Sous le n° 2502129, M. A… B…, représenté par Me Reynolds, a demandé au tribunal administratif de Dijon d’annuler la décision du 13 juin 2025 par laquelle le préfet de la Côte-d’Or l’a assigné à résidence dans le département de la Côte-d’Or, à Dijon, pour une durée de quarante-cinq jours.
Par un jugement nos 2500964, 2502129 du 8 juillet 2025 la magistrate désignée par le président du tribunal administratif de Dijon a rejeté les demandes de M. B….
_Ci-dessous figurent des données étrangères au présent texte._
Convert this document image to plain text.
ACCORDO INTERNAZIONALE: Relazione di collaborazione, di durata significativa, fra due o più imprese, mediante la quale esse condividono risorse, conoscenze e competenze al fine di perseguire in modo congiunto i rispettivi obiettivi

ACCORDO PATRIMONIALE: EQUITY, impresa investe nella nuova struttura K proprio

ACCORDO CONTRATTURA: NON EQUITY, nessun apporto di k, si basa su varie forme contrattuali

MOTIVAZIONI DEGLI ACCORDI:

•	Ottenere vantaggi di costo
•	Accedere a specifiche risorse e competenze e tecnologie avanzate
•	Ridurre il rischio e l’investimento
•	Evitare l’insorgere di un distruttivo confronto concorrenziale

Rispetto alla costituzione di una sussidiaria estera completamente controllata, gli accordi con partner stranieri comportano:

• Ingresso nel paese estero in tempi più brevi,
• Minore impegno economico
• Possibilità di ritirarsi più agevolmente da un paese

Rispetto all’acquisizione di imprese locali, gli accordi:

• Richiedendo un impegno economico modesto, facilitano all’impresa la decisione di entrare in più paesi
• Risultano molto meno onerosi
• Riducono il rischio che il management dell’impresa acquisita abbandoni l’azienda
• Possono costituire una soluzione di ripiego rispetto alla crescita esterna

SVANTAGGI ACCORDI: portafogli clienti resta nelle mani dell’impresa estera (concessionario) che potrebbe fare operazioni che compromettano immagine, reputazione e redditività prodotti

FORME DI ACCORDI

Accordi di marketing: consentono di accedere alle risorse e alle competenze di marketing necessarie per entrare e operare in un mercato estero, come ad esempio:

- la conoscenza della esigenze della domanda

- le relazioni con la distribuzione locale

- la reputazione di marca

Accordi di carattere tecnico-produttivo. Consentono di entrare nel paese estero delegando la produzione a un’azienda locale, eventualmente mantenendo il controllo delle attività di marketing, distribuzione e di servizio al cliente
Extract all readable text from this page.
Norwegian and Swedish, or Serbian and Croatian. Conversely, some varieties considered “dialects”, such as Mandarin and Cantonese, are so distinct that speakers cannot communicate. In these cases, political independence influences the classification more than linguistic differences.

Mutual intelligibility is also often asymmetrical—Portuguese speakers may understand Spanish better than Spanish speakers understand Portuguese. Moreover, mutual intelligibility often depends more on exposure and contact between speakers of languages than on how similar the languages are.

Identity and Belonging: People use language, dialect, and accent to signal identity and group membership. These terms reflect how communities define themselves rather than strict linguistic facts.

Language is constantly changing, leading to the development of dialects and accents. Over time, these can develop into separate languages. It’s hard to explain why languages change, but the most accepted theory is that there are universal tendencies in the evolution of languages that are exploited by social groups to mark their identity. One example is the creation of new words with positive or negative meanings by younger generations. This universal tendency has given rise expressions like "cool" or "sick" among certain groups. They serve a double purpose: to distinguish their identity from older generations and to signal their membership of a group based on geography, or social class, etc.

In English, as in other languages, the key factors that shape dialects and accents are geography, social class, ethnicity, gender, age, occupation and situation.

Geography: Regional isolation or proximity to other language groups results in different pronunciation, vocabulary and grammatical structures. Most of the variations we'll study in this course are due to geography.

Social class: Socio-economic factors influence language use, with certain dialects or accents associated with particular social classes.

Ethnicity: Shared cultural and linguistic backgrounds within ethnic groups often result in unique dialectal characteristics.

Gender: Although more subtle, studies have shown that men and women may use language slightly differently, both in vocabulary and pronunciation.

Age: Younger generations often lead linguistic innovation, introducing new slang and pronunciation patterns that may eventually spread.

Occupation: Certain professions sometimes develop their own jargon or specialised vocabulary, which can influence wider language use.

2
Procédure devant la cour :
Par une requête, enregistrée le 10 février 2026 sous le n° 26LY00418, M. A… B…, représenté par Me Turkmen, demande au juge des référés :
1°) d’ordonner, sur le fondement de l’article L. 521-1 du code de justice administrative, la suspension de l’exécution de l’obligation de quitter le territoire français qui lui a été notifiée le 4 mars 2025 et de ses décisions accessoires, jusqu’à ce qu’il soit statué dans l’instance n° 25LY02157 sur l’appel formé contre le jugement nos 2500964, 2502129 du 8 juillet 2025 du tribunal administratif de Dijon ;
2°) d’ordonner la suspension du jugement nos 2500964, 2502129 du 8 juillet 2025 du tribunal administratif de Dijon ;
3°) de décider que l’ordonnance sera exécutoire aussitôt qu’elle aura été rendue en application de l’article R. 522–13 du code de justice administrative et de prononcer une astreinte en cas d’inexécution de cette ordonnance ;
4°) de mettre à la charge de l’Etat la somme de 1 200 euros au titre de l’article L. 761-1 du code de justice administrative.
Il soutient que :
– la condition d’urgence est remplie dès lors, d’une part, qu’il est placé en rétention depuis le 4 janvier 2026 et a fait l’objet d’une prolongation judiciaire le 8 janvier 2026 et le 4 février 2026 ; qu’il a refusé d’embarquer les 16 janvier et 5 février 2026, qu’il est marié à une ressortissante française, actuellement enceinte avec un terme fixé au 4 juin 2026, qu’il souhaite renégocier un crédit à la consommation et qu’il est invité à comparaitre, en tant que victime, le 26 mars 2026 devant le tribunal judiciaire de Dijon ;
– il existe un doute sérieux sur la légalité de la décision attaquée qui est entachée d’erreur manifeste d’appréciation, méconnait l’article 8 de la convention européenne des droits de l’homme et méconnait l’autorité de la chose jugée par le jugement n° 2430993 du 21 mars 2025 du tribunal administratif de Paris.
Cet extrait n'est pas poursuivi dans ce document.